The progressive bias is always toward the state and its appointed experts. Public education is always the solution, in all scenarios. Are schools underperforming? Well, then, they just need more money, or a more diverse teaching staff, or more nationalization of curriculum. More rigorous standards for students and objectively improved standards for teachers are never viewed by progressives to be viable solutions to educational problems. Those measures are discriminatory. They will have disparate impacts on minority students and teachers who perform less well on tests and in objective job performance criteria. 

Progressives have discovered they can boost low student performance (albeit entirely artificially) and at the same time make room for teachers with lower academic qualifications. The mechanism is simply adding plenty of DEI (diversity, equity, and inclusion) material to the curriculum.

There are two final unquestioned axioms at the base of the progressive position on education. First, they assume that every young person in the country is capable of doing truly rigorous secondary and postsecondary schoolwork. Second, they believe that everyone needs a prolonged educational experience to have a productive and meaningful life. A never-ending extension of the years young people spend in officially sanctioned schools in front of well-trained ideologues of the progressive worldview—surely, no reasonable person could oppose such a wonderful thing! 

Yet, massive evidence indicates that a significant number of young people are unsuited by temperament and intellectual ability for the kind of academic work done in college and in high school as preparation for college. Even when progressive philosophy dumbs down such work, many young people are still simply ill-suited for the task.

People used to rightly understand that youth who perform poorly academically were best suited to vocational training from an early age. When I attended high school, there were clear vocational tracks for such students. I remember seeing some of my fellows heading off to classes in auto repair or other such hands-on practical training in trades. There was no insult in such vocational tracking. It was widely recognized as an unqualified good for everyone involved, for those students as well as for the rest of society, which desperately needed such workers. It’s still true today.

But we moved away from our former commitment to this kind of vocational education. The justifications given were that it was unjust to educationally track students based on their aptitudes, that much of that trade work was made obsolete by technological progress, and that new immigrant labor pools were better suited to those fields.

But the arguments about technology were at best half-accurate, as many manual trades today are just as accessible to the 18-year-old of average intelligence as they were in the 1980s. And the competing immigration market argument is a smokescreen.

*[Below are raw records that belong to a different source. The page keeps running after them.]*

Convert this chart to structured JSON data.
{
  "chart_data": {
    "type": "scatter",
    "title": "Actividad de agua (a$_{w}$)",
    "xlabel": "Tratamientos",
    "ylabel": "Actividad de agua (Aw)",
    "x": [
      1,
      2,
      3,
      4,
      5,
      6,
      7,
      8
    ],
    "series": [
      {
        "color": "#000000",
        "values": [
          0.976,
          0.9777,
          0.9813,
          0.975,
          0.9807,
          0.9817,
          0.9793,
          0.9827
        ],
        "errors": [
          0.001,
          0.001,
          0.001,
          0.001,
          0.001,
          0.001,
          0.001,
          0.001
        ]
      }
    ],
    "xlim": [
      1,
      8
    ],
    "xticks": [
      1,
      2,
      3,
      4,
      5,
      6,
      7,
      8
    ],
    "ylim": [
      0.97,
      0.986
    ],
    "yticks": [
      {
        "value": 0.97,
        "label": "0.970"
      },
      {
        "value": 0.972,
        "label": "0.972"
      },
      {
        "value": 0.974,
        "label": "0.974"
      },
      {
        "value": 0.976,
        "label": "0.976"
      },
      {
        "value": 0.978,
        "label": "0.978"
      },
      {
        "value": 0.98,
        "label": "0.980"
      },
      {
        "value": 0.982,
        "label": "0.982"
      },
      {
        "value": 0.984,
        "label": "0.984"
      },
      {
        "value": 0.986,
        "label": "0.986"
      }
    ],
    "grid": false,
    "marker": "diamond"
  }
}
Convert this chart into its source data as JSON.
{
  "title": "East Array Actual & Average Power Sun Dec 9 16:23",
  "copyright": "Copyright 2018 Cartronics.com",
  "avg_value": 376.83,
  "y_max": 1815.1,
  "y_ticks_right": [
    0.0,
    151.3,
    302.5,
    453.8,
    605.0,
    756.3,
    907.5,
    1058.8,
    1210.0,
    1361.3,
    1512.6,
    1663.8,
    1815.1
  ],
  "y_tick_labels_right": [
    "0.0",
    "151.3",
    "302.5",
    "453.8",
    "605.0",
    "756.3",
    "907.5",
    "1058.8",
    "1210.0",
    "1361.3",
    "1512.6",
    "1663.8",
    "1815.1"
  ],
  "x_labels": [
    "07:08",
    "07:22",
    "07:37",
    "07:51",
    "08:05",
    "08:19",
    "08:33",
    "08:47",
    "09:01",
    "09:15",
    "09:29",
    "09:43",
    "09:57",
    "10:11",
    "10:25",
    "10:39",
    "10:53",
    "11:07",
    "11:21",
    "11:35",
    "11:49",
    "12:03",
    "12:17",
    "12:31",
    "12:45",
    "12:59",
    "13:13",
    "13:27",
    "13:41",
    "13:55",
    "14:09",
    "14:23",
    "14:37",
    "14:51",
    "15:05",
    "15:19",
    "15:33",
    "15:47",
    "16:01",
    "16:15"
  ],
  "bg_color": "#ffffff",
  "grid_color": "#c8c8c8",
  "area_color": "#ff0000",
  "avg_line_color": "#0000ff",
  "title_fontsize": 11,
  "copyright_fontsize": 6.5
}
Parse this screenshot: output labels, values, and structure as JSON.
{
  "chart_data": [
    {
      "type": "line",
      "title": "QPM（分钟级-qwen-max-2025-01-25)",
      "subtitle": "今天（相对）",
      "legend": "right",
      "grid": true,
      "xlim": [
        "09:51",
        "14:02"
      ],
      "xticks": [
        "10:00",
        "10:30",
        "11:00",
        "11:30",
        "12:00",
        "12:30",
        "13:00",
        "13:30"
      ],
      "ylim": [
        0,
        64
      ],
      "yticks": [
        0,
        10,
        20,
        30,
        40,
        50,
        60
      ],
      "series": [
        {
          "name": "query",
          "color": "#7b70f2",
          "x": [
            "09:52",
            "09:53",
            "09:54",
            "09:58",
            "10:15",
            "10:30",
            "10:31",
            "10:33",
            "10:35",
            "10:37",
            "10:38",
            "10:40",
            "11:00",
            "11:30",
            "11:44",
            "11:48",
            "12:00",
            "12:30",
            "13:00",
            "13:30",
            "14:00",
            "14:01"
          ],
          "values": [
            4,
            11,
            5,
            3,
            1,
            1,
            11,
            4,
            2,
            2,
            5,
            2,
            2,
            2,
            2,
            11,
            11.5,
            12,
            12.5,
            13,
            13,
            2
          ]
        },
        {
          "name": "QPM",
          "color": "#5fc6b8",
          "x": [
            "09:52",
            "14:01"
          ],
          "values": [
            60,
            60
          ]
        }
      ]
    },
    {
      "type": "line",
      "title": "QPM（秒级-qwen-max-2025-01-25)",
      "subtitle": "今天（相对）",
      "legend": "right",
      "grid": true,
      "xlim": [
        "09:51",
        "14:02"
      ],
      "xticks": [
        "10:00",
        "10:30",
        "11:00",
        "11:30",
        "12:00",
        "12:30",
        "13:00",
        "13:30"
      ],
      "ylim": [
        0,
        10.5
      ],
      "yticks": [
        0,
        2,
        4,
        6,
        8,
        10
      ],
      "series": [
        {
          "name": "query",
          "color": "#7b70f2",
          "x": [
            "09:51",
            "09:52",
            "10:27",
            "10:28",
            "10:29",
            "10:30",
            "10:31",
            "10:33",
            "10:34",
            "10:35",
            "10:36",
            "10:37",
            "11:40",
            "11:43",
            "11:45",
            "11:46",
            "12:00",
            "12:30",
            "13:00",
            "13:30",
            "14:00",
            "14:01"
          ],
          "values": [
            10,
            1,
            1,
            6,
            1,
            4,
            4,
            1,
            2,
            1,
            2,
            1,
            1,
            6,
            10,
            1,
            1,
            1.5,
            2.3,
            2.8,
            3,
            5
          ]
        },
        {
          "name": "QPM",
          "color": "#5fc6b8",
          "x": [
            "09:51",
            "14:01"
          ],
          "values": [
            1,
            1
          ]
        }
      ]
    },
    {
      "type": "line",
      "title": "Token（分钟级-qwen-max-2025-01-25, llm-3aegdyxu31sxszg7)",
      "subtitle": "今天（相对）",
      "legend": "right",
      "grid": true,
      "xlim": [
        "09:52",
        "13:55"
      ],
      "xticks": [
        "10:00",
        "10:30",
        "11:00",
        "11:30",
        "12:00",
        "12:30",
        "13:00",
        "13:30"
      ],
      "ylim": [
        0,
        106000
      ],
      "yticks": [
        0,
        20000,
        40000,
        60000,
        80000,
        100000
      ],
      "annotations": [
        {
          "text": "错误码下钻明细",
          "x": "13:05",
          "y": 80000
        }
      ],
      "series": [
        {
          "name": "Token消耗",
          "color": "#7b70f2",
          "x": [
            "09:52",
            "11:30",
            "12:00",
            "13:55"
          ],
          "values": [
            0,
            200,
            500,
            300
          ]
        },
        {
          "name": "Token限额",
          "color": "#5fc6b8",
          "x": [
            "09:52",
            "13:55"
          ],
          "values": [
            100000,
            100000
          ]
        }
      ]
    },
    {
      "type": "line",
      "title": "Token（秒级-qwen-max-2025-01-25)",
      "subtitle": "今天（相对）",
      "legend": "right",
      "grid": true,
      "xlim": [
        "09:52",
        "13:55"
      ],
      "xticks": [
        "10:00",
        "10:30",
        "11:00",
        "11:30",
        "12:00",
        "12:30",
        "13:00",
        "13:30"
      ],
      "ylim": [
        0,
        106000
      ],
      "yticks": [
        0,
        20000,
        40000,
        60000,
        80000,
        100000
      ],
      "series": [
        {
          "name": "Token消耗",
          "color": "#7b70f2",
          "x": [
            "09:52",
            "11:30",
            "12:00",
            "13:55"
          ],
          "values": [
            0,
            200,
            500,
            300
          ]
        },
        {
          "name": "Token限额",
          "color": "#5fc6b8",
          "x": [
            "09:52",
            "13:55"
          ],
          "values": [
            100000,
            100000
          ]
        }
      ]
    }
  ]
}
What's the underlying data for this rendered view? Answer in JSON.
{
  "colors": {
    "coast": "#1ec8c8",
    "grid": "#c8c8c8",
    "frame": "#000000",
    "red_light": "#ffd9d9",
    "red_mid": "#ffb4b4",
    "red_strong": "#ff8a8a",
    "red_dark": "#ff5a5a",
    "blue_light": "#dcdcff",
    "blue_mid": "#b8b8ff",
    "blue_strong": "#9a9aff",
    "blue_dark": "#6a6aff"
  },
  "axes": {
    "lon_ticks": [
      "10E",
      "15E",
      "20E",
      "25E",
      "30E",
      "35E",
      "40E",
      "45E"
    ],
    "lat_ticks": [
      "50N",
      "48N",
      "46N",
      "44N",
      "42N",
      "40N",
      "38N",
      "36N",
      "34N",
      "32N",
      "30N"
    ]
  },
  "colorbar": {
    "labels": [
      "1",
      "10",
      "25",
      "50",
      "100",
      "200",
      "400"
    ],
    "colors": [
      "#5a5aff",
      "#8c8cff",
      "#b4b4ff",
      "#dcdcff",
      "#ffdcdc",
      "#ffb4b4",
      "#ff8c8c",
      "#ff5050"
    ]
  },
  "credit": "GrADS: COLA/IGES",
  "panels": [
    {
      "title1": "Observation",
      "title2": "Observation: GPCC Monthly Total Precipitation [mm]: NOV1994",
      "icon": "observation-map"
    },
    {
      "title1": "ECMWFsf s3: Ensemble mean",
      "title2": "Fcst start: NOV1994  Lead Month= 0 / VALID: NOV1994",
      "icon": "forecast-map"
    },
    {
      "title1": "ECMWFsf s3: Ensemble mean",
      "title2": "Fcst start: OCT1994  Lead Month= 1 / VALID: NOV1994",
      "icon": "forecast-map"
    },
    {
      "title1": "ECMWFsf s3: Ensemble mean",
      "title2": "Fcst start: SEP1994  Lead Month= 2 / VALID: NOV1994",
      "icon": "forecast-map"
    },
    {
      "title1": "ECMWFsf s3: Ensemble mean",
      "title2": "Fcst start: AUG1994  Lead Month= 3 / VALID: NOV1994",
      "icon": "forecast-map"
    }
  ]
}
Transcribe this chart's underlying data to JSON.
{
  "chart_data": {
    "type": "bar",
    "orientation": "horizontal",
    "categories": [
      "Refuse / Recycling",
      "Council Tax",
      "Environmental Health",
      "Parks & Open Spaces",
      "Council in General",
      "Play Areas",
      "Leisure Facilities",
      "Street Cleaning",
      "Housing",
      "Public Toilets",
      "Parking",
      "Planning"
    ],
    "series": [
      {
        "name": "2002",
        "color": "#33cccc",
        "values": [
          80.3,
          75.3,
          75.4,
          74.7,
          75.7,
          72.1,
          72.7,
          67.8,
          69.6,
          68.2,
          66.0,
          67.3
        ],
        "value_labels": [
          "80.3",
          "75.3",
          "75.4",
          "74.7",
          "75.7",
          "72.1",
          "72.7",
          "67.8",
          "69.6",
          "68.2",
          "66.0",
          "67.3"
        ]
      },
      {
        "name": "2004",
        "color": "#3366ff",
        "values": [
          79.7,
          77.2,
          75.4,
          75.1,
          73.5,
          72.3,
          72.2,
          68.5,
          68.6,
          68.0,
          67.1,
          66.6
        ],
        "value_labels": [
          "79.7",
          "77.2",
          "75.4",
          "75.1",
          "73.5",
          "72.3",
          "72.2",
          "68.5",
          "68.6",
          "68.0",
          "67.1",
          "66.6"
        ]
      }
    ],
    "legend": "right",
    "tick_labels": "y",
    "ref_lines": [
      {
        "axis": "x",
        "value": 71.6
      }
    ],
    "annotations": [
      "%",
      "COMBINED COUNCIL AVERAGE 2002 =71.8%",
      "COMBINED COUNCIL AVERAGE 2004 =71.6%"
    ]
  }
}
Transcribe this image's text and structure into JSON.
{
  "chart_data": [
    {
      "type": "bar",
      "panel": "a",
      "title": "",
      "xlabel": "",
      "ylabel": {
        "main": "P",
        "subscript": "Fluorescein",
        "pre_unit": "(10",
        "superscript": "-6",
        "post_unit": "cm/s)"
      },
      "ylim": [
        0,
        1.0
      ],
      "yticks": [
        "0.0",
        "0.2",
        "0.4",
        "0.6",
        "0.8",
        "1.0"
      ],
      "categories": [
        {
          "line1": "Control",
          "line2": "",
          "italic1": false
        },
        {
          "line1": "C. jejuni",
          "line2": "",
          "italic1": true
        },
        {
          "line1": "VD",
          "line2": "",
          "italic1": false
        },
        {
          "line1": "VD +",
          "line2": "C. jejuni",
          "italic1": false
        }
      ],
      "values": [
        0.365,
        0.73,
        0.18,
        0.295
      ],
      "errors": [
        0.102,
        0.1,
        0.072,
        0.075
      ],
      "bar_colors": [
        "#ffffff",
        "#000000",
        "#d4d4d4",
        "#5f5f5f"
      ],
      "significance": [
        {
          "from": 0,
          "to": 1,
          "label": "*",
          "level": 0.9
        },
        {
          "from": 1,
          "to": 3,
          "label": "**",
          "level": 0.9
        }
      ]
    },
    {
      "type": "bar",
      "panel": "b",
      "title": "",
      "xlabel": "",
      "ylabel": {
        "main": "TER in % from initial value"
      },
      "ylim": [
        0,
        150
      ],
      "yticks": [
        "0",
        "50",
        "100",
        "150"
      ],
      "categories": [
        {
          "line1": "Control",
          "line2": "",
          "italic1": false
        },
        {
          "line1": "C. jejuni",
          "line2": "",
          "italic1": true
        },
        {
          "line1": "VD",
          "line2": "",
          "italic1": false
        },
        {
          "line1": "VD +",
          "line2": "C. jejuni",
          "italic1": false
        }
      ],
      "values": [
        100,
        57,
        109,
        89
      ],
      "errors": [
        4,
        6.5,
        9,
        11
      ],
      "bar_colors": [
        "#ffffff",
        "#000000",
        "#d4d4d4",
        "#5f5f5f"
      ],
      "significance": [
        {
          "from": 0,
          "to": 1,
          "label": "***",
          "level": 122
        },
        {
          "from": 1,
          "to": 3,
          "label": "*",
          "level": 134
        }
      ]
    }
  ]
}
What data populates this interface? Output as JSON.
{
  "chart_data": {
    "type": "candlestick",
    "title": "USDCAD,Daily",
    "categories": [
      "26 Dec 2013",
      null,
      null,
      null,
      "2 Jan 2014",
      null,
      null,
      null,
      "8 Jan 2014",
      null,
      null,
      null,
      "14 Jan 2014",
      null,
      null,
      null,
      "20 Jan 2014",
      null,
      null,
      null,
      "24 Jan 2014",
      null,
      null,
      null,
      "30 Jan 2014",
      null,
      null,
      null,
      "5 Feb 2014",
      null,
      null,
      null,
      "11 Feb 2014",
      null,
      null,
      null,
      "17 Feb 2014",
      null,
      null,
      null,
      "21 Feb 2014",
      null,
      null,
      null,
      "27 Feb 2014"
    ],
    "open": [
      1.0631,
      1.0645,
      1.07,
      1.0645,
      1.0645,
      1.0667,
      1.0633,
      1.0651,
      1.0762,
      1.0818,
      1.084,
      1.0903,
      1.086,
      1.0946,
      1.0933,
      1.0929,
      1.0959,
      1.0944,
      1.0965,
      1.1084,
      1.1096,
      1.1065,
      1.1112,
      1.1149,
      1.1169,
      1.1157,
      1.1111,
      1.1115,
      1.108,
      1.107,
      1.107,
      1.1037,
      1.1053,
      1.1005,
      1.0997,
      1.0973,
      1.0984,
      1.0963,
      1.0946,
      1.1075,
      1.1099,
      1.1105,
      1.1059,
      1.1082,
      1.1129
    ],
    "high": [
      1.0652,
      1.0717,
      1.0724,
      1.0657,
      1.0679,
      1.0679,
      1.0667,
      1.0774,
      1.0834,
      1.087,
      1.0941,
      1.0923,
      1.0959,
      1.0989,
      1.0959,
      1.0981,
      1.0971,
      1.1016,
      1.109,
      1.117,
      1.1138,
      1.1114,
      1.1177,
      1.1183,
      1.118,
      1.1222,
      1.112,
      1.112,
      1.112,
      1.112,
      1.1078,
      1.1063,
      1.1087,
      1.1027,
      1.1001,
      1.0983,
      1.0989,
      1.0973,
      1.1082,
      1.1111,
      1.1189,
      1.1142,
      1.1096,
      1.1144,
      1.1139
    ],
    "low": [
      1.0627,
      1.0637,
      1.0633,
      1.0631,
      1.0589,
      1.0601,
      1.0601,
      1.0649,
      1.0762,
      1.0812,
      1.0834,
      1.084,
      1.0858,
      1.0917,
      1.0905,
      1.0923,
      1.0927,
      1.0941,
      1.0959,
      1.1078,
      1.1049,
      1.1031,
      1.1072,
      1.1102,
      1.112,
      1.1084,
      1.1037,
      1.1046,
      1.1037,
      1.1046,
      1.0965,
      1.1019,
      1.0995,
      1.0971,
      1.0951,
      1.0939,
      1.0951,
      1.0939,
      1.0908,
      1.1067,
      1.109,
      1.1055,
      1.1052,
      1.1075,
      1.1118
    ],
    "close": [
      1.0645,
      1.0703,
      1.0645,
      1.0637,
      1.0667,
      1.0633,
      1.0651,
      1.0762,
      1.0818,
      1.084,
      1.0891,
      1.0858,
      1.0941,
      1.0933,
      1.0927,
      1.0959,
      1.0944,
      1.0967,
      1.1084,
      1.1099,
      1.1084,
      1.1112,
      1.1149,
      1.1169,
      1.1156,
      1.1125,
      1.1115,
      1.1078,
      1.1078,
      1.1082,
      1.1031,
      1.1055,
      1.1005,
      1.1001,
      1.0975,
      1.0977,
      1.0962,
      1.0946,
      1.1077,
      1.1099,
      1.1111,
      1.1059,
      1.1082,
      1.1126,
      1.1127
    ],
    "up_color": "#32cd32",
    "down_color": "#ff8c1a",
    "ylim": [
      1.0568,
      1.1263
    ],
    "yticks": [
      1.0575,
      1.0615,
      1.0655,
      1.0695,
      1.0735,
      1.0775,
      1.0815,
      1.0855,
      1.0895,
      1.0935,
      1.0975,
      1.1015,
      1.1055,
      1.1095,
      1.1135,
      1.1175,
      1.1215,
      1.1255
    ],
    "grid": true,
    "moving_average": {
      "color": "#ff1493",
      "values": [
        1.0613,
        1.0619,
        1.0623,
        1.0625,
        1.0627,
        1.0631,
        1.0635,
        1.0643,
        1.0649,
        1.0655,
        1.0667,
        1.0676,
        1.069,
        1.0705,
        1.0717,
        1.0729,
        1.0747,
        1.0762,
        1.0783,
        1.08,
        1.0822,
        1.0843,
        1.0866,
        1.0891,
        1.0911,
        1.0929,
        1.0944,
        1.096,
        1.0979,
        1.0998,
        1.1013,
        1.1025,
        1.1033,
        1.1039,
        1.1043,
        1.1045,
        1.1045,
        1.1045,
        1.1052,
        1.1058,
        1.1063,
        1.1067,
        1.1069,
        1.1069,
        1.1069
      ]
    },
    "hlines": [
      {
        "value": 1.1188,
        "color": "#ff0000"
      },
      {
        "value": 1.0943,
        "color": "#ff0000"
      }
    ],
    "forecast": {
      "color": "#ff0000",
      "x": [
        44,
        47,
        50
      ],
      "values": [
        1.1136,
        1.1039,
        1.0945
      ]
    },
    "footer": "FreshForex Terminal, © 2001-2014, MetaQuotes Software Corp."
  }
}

If there are manual occupations suitable for the portion of American youth of which I am speaking here, why as a country are we allowing the interests of employers to chase them out of those fields by bringing in waves of uneducated migrants whom they can more easily exploit than native-born workers?

The manner in which the left has systemically distorted American labor markets through the immigration rules they have imposed plays a tremendous role in buttressing their claims about education. In this manner, they can reward their corporate donors and their public-sector education union bureaucrats. They are also satisfying the voracious appetite of the American diversity apparatus and extending the period of youth indoctrination into the progressive worldview. Even if many students remain utterly academically incapable, some can at least be shuttled into DEI jobs. Universal Basic Income is coming for the remainder. 

Fitzpatrick, predictably, does not discuss any of this. Her index contains only two fleeting hits for “immigration.” Neither points to this relationship between progressive support for always-expanding public education and our wide-open borders. Progressive histories never fail in this way to occlude the real ends of progressivism.